The story of the city of Jacksonville is one of continual rebirth. It began as Wacca Pilatka or “place of the cows’ crossing,” where a narrowing of the St. Johns River allowed the Timucua Indians to cross with cattle and continue down a trade route south to St. Augustine. British colonists rebranded the river crossing as Cowford in the late 1700s, which was probably much catchier to pitch to future English settlers. But, the Revolutionary War left Florida to Spain, until 1819 when Spain sold her for $5 million to the youthful United States of America in the Adams-Onís Treaty.

Three years later, the settlers sent a petition to the U.S. Secretary of State requesting that it would make a perfect port of entry for the burgeoning territory. Maybe the petitioners thought “Cowford” sounded a little too country for a thriving trade center, or maybe they wanted to showcase their patriotic desire to help build a new nation. Either way, in the petition the new town was named Jacksonville, in honor of General Andrew Jackson, first military-governor of Florida under the American flag. It was officially incorporated as a township in 1832. Like so much of the South, the town was devastated during the Civil War, but it was quickly rebuilt after the war ended.

1876 Map

According to local historian Wayne Wood, after the Civil War, “Jacksonville became a tourist mecca of the Eastern seaboard.” The largest city in Florida, it was a destination which drew many entrepreneurs. At this time, a new breed of cartographer set forth across America to create aerial maps of the nation’s growing cities. The artists would arrive in a city by train, and market their talents to the local newspaper. The newspaper would publicize their work to local businessmen and officials, who would then invest in their production. Once the maps were financed, the artists would walk the streets and sketch, with precision, each block. The accuracy was astounding, from the number of windows in a building down to the number of shrubs that lined the sidewalk. If there was a new development in the works, then at times, they would draw it in order to boost the image of the city. When finished, the artists would convert their drawings to a birds-eye view perspective of about 500 – 600 feet above ground, creating a complete vision of the city proper to be used when marketing the city as a great place to invest.

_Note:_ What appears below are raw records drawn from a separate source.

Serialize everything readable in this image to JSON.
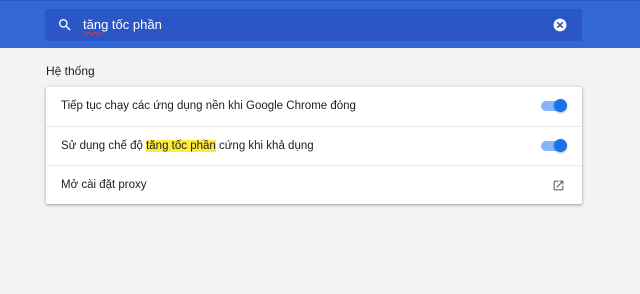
{
  "search": {
    "value_before": "",
    "value_spell": "tăng",
    "value_after": " tốc phần",
    "icon": "search-icon",
    "clear_icon": "close-icon"
  },
  "section": {
    "title": "Hệ thống"
  },
  "settings": [
    {
      "label": "Tiếp tục chạy các ứng dụng nền khi Google Chrome đóng",
      "type": "toggle",
      "enabled": true
    },
    {
      "label_before": "Sử dụng chế độ ",
      "label_highlight": "tăng tốc phần",
      "label_after": " cứng khi khả dụng",
      "type": "toggle",
      "enabled": true
    },
    {
      "label": "Mở cài đặt proxy",
      "type": "link",
      "icon": "open-external-icon"
    }
  ],
  "colors": {
    "header": "#3367d6",
    "search_box": "#2a56c6",
    "toggle_on": "#1a73e8",
    "highlight": "#ffeb3b",
    "background": "#f1f3f4"
  }
}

“The heritage of this type of map goes back to the Renaissance,” says Wood. “Many of these artists were German immigrants.”

One such artist was Augustus Koch. He arrived first in Jacksonville in 1876 and created a map for the city, then returned in 1893 to execute another. It is from these maps that historians have a clear picture of Jacksonville prior to the Great Fire of 1901. And thanks to Koch, historians have been able to locate the handful of buildings that survived that tragedy. After the fire, acclaimed architects from all over the country helped rebuild this city. By early 1916, it had become a hub for the silent film industry and was known as “The Hollywood of the South.”

Now, a century later, Jacksonville seems to be undergoing another renaissance. Over the past year, it seems like we hear about a new exciting development underway in our urban core every month. In the spirit of celebrating the long history of entrepreneurship and regeneration of what in many ways has always been The Bold New City of the South, we asked Wayne Wood to share with our readers, from his private collection of Northeast Florida artifacts, the incredible maps created by Koch which showcase the astounding progress of the city of Jacksonville over the years.

 Watch Wayne Wood’s live interview at MagLab where he discusses the rich history of these beautiful antique maps and our downtown.

1. Unity Plaza/220 Riverside Ave.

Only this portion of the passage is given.